Despite looking similar to Rapunzel, Elsa and Anna’s personalities are intelligently designed not to mimic Tangled. The personalities of the sisters are brilliantly written by Jennifer Lee and distinctive from all the other princesses that have come before them. I found it effortless to empathise with the strong and determined Elsa as she struggles to keep her power under control to protect her sister. However, I doubt whether anybody who watches Frozen will not fall in love with the enthusiastic Anna. The supporting characters were as well-developed and charming as Anna and Elsa. Kristoff’s relationship with his reindeer Sven was one of the highlights of the film. And Olaf the snowman, in traditional Disney form, was a cute and hilarious sidekick. It was refreshing to watch an animated film focus on a relationship between two sisters. In the end it is Anna’s true love for her sister that helps her save the day. I must also applaud the voice actors, especially Kristen Bell as Anna, as they made their character truly come to life.

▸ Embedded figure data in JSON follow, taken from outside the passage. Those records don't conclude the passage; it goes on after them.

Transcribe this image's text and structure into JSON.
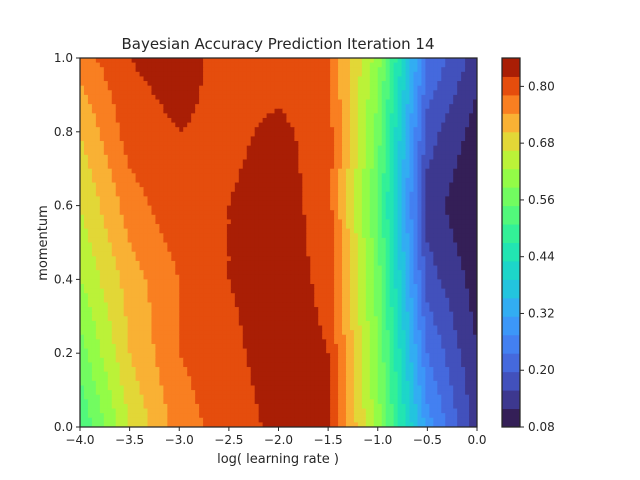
{
  "chart_data": {
    "type": "contour",
    "title": "Bayesian Accuracy Prediction Iteration 14",
    "xlabel": "log( learning rate )",
    "ylabel": "momentum",
    "xlim": [
      -4.0,
      0.0
    ],
    "ylim": [
      0.0,
      1.0
    ],
    "x_ticks": [
      "−4.0",
      "−3.5",
      "−3.0",
      "−2.5",
      "−2.0",
      "−1.5",
      "−1.0",
      "−0.5",
      "0.0"
    ],
    "y_ticks": [
      "0.0",
      "0.2",
      "0.4",
      "0.6",
      "0.8",
      "1.0"
    ],
    "grid": false,
    "colormap": "turbo",
    "colorbar": {
      "min": 0.08,
      "max": 0.86,
      "level_step": 0.04,
      "tick_labels": [
        "0.08",
        "0.20",
        "0.32",
        "0.44",
        "0.56",
        "0.68",
        "0.80"
      ],
      "tick_values": [
        0.08,
        0.2,
        0.32,
        0.44,
        0.56,
        0.68,
        0.8
      ]
    },
    "surface_samples": {
      "description_note": "estimated predicted accuracy values at sampled (log learning rate, momentum) points",
      "x": [
        -4.0,
        -3.5,
        -3.0,
        -2.5,
        -2.0,
        -1.5,
        -1.0,
        -0.5,
        0.0
      ],
      "y": [
        0.0,
        0.2,
        0.4,
        0.6,
        0.8,
        1.0
      ],
      "z": [
        [
          0.52,
          0.68,
          0.78,
          0.82,
          0.85,
          0.85,
          0.62,
          0.3,
          0.14
        ],
        [
          0.58,
          0.72,
          0.8,
          0.83,
          0.86,
          0.84,
          0.6,
          0.24,
          0.12
        ],
        [
          0.64,
          0.74,
          0.8,
          0.84,
          0.86,
          0.83,
          0.58,
          0.18,
          0.1
        ],
        [
          0.68,
          0.78,
          0.83,
          0.84,
          0.86,
          0.82,
          0.56,
          0.14,
          0.08
        ],
        [
          0.72,
          0.82,
          0.84,
          0.83,
          0.85,
          0.82,
          0.58,
          0.18,
          0.1
        ],
        [
          0.78,
          0.84,
          0.86,
          0.82,
          0.82,
          0.8,
          0.62,
          0.24,
          0.14
        ]
      ]
    }
  }
}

Christophe Beck wrote a Disney-worthy score for Frozen. ‘Let It Go’ sung by Elsa is the song that has become extremely popular since the release of Frozen. It is a truly beautiful song and compliments the screenplay perfectly (Idina Menzel could sing anything and it would sound amazing). However, as strange as it may seem, my favourite song of the film is not sung by any of the main characters. The first thing the audience hear at the beginning of Frozen is men singing in chorus, cutting down into a frozen lake to produce blocks of ice. The song they are singing is named ‘Frozen Heart’. This song is powerful and a perfect introduction into the arctic winters of Arendelle.
Disney’s Frozen, simply and stereotypically put, was enchanting.